Cashing in on a need to wash clothes
Self-service laundries are a common sight in most of the world's big cities. But in Moscow – a metropolis of more than 10 million people – laundromats are hard to find.
One of Moscow very few Laundromats, on the outskirts of the city, offers internet access, photo printing and a lounge to rest while waiting for your wash. The owner, Nikita Shut, says the cost of opening a Laundromat like this is around $50 thousand.
“I've doubled my revenues over this year. I think people just don't see this business niche”
Experts say, however, there is no demand for the service. In Russia the number of those who owns a property with the washing machine is higher than in the U.S. or in Europe.
But others say, lack of demand is not the main obstacle to the business. Laundromats face a unique problem in Russia. Owners must pay a lot for connection to the electricity-grid. That can even mean financing the building of a sub-station. In addition there is a shortage of affordable shop space. So this wash will cost you around $10 – twice what you could pay abroad.
Dmitry Mantsov is the owner of an industrial laundry called ‘Blesk’, which he says is much more profitable. The number of hotels and hospitals has mushroomed in the last few years – pushing the business margins up to 17%. But there is not much competition in the market.
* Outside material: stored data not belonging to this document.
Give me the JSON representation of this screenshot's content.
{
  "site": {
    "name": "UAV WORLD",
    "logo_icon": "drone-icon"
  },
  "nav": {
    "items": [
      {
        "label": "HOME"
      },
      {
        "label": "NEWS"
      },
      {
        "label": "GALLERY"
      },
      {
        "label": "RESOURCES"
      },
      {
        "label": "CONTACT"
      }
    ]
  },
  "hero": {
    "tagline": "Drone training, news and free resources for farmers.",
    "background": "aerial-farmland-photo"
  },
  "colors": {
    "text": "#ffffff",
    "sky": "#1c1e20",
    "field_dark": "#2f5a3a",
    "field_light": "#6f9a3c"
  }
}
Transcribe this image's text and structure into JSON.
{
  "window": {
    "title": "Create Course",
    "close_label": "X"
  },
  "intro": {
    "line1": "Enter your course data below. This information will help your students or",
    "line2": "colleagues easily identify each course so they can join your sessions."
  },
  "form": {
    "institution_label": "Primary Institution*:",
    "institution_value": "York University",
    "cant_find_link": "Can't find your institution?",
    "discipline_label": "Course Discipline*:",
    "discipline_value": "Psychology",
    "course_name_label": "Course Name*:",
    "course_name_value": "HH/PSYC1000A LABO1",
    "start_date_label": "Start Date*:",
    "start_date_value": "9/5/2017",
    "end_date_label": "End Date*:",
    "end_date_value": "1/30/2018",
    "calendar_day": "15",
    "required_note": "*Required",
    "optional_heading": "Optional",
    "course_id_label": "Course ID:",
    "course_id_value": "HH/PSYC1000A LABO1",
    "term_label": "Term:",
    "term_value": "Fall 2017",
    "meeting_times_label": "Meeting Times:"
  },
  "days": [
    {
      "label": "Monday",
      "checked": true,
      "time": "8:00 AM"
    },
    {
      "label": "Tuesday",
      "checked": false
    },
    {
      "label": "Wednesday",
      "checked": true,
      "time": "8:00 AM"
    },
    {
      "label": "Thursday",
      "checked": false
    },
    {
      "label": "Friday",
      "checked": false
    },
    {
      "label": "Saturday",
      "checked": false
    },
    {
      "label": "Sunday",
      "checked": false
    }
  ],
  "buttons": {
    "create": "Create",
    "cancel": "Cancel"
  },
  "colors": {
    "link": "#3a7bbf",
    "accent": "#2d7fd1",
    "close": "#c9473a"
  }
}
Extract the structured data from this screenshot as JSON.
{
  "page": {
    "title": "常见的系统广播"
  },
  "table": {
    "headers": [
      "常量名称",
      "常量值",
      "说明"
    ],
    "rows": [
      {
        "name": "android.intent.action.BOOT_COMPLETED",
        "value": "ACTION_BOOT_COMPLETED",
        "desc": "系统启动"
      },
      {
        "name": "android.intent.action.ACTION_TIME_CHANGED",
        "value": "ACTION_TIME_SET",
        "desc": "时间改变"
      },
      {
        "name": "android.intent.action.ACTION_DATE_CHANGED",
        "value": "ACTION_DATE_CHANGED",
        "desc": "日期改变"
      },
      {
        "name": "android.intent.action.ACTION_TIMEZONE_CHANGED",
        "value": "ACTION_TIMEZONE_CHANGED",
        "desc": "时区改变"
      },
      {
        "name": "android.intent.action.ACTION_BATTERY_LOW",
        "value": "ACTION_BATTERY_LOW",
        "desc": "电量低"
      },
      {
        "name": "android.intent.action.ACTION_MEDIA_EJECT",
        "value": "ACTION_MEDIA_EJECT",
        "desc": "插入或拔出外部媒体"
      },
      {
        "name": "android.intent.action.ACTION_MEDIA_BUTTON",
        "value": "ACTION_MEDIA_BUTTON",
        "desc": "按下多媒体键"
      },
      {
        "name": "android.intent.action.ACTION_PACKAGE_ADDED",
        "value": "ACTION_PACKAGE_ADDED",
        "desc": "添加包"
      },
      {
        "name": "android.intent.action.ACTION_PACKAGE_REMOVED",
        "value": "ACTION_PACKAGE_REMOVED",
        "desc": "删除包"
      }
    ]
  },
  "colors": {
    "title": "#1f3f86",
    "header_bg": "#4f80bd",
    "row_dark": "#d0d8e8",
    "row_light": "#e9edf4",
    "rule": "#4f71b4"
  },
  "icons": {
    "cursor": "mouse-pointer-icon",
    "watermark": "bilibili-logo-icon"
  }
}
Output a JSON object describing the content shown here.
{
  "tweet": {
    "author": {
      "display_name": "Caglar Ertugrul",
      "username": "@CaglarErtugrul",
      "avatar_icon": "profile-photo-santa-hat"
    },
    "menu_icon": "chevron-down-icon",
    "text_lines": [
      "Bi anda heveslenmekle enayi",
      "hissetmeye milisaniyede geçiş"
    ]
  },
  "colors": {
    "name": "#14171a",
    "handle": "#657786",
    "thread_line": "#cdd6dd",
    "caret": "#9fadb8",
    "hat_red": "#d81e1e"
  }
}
“Most of the industry’s fixed assets are based at soviet era assets. There is a number of industrial laundries that are located close to Kremlin, obviously it’s a very valuable sight for development/ the biggest trend in the industry right now – laundries are being bought off and closed down and developers built office centers.”
Dmitry says the future is Linen Rental Services. He said his laundry is already leasing linen to the hospitality industry and will be one of the first to cash in on the business once it becomes popular in Russia.